Король умалчивал о своих подвигах, и добычей бардов стал только Друст.
Он смирился с тем, что стал победителем полутысячи саксов.
Спасибо, хоть не тысячи. И не десяти тысяч. С этих бардов сталось бы.
– Дядя, – спросил однажды Друст, ускакав вместе с Мархом вперед от отряда, – почему?
– Потому что ты наследник, – сурово отвечал король. – И это не всем нравится. Вот и приходится напоминать.

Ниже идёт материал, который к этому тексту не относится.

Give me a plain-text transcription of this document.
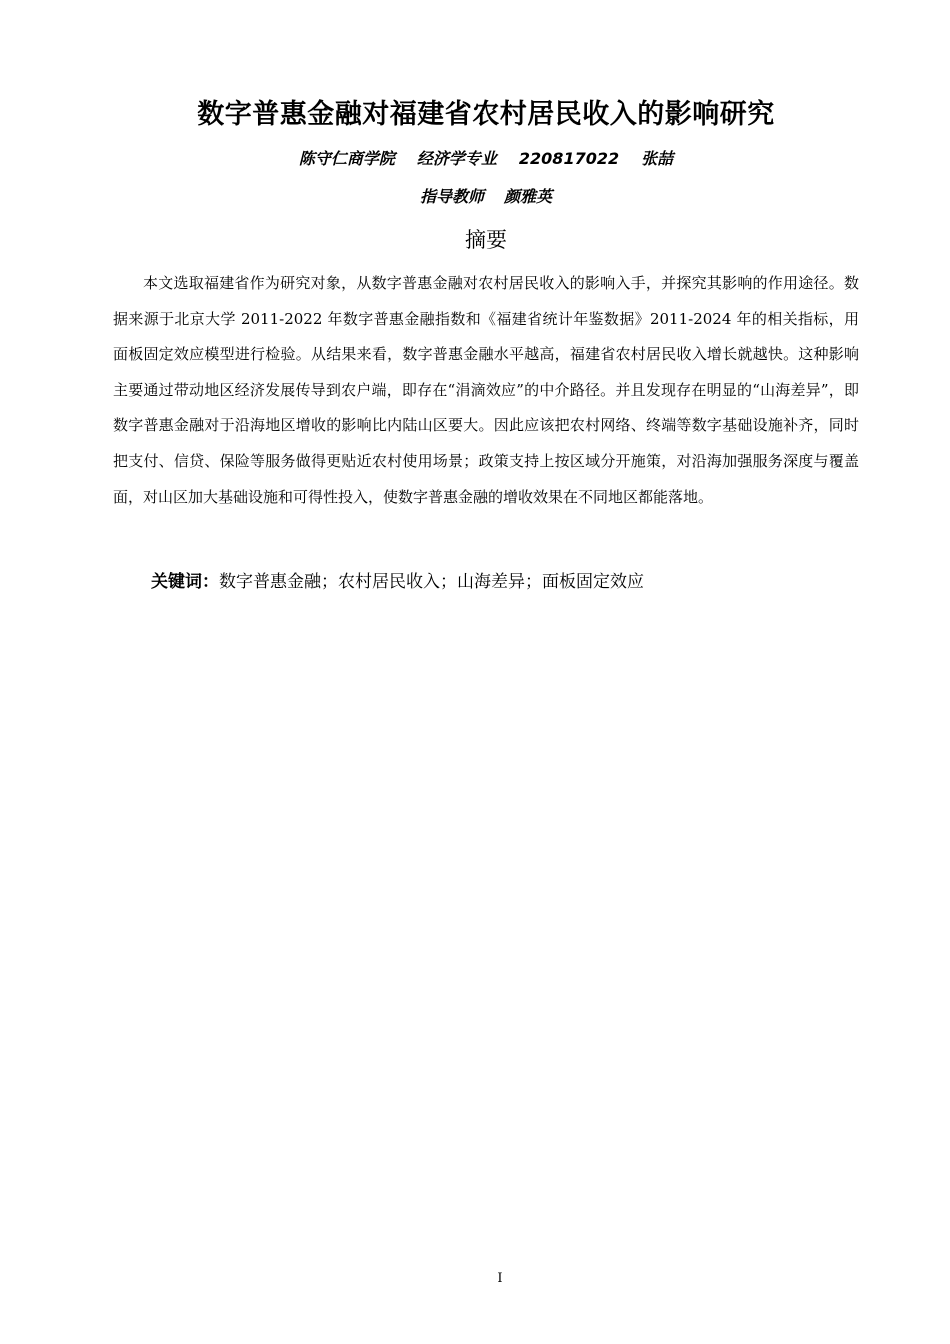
数字普惠金融对福建省农村居民收入的影响研究
陈守仁商学院 经济学专业 220817022 张喆
指导教师 颜雅英
摘要

本文选取福建省作为研究对象，从数字普惠金融对农村居民收入的影响入手，并探究其影响的作用途径。数据来源于北京大学 2011-2022 年数字普惠金融指数和《福建省统计年鉴数据》2011-2024 年的相关指标，用面板固定效应模型进行检验。从结果来看，数字普惠金融水平越高，福建省农村居民收入增长就越快。这种影响主要通过带动地区经济发展传导到农户端，即存在“涓滴效应”的中介路径。并且发现存在明显的“山海差异”，即数字普惠金融对于沿海地区增收的影响比内陆山区要大。因此应该把农村网络、终端等数字基础设施补齐，同时把支付、信贷、保险等服务做得更贴近农村使用场景；政策支持上按区域分开施策，对沿海加强服务深度与覆盖面，对山区加大基础设施和可得性投入，使数字普惠金融的增收效果在不同地区都能落地。

关键词：数字普惠金融；农村居民收入；山海差异；面板固定效应
I
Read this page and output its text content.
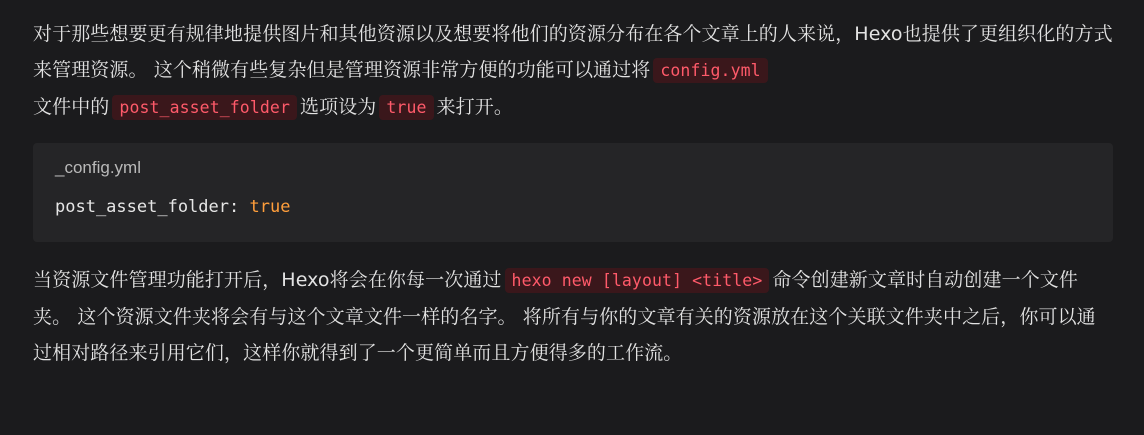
对于那些想要更有规律地提供图片和其他资源以及想要将他们的资源分布在各个文章上的人来说，Hexo也提供了更组织化的方式来管理资源。 这个稍微有些复杂但是管理资源非常方便的功能可以通过将 config.yml
文件中的 post_asset_folder 选项设为 true 来打开。

_config.yml
post_asset_folder: true

当资源文件管理功能打开后，Hexo将会在你每一次通过 hexo new [layout] <title> 命令创建新文章时自动创建一个文件夹。 这个资源文件夹将会有与这个文章文件一样的名字。 将所有与你的文章有关的资源放在这个关联文件夹中之后，你可以通过相对路径来引用它们，这样你就得到了一个更简单而且方便得多的工作流。
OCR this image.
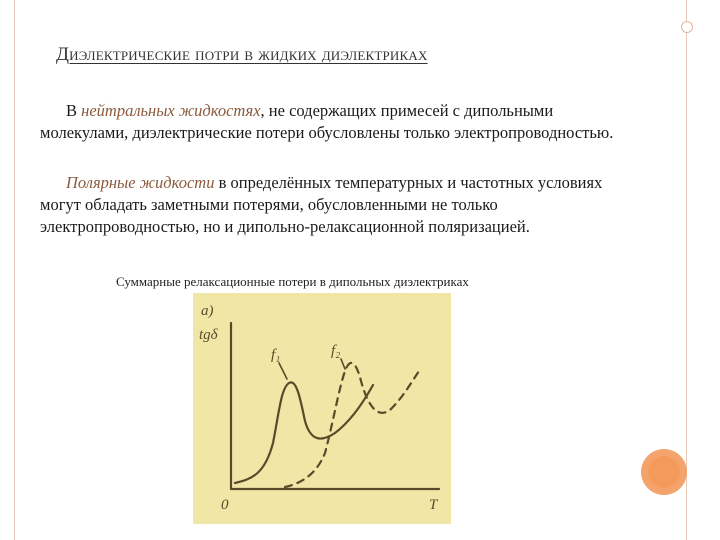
Диэлектрические потри в жидких диэлектриках

В нейтральных жидкостях, не содержащих примесей с дипольными молекулами, диэлектрические потери обусловлены только электропроводностью.

Полярные жидкости в определённых температурных и частотных условиях могут обладать заметными потерями, обусловленными не только электропроводностью, но и дипольно-релаксационной поляризацией.

Суммарные релаксационные потери в дипольных диэлектриках
a)
tgδ
0	T
f₁	f₂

– Но эта победа – больше твоя, чем моя!
– Неправда. Вы бы перебили большинство саксов без меня. Погибли бы все, да – но забрали бы с собой именно столько врагов, о скольких поют барды.
– Но это нечестно! Ты спас нас, надлежит славить тебя…
– Дру-уст… когда же ты вырастешь? Ты трижды становился величайшим из героев Корнуолла – а всё еще ребенок…
– Я не понимаю.
– Мой мальчик. Честно – то, что укрепляет Корнуолл. Бесчестно – то, что ослабляет его. Научись это понимать.
Уловка Марха сработала превосходно: в Тинтагел они вернулись перед самым Бельтаном.
Друст не искал встреч с королевой – точнее, просто не мог этого сделать: слишком много народу хотел расспросить его о бое с саксами и поднять с ним победный кубок.
…оный кубок приходилось поднимать с заката до рассвета. И не менее, чем с полусотней воинов. Видимо, это был очень тяжелый кубок.
Андред бледнел от ярости.
Марх кусал губы, чтобы скрыть наидовольнейшую улыбку.
Эссилт… А что – Эссилт? Возвращение Друста взволновало ее, но и только. Он не звал ее – и она отнюдь не стремилась к тайным свиданиям.